Cette course au piment explosif existe depuis longtemps mais elle a pris un nouveau tournant au début des années 2000 via l’entreprise américaine PuckerPutt Pepper Company. Ed Currie s’est amouraché de la culture des piments forts au point où aujourd’hui, il a combiné diverses souches pour offrir une multitude de variétés sous des appellations anglaises évocatrices telles: Chocolate scorpion ou Trinidad Viper x Purple Bhut.

De plus, il tente de dépasser son propre record d’intensité en créant un autre légume encore plus piquant, le pepper X,  pour atteindre le score de 3 180 000 unités sur l’échelle Scoville. Malade! Une autre preuve que le potager peut recéler de véritables merveilles par le génie et la patience d’hybrideurs. Mais pourquoi de telles bombes?

Piment « Pepper X » (image: tastingtable.com)

En fait, pour l’industrie alimentaire, ces créations deviennent très intéressantes car cette puissance « naturelle » équivaut à moins en insérer dans une recette pour le même pouvoir piquant. Donc, moins dispendieux et sans recourir a des molécules synthétiques. L’attrait sans cesse croissant aussi des clients pour des saveurs rehaussées encourage l’ajout du piquant dans les recettes. Ainsi, un simple petit bout peut assaisonner toute une grosse recette dans les chilis, sauces au piment fort, salsas, etc. Je me demande où ça va s’arrêter.

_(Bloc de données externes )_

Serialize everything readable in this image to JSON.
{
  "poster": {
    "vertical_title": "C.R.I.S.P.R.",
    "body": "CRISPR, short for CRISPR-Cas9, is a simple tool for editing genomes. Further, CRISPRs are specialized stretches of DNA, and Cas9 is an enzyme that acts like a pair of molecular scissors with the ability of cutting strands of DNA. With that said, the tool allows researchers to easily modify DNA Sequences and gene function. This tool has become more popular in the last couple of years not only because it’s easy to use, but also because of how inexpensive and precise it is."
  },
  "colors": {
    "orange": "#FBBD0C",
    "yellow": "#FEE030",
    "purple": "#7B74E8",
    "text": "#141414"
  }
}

Wilbur Lincoln Scoville (image: Wikipédia)

Saviez-vous que? À partir de 1912, Wilbur Lincoln Scoville (1865-1942), pharmacien américain, s’intéresse à la piperine, une molécule présente dans le poivre qui lui donne ce goût de piquant. Travaillant pour la société pharmaceutique Parke-Davis, aujourd’hui connue sous le nom de Pfizer, ses travaux l’amènent à toucher aussi à la capsaïcine et il bifurque vers l’élaboration d’un test connu sous le nom de « Scoville Organoleptic Test » pour déterminer la puissance d’un piment. Pour cela, il appuie ses observations sur les papilles d’un groupe de volontaires ayant goûté une solution de piments diluée dans du sirop de glucose. Peu à peu, la quantité de sirop allait en augmentation jusqu’à ce que toute trace de chaleur ait disparue. Les cobayes notaient chacun des piments sur une échelle entre 0 et 300 000. Aujourd’hui, cette échelle s’élève jusqu’à 16 milliards d’unités.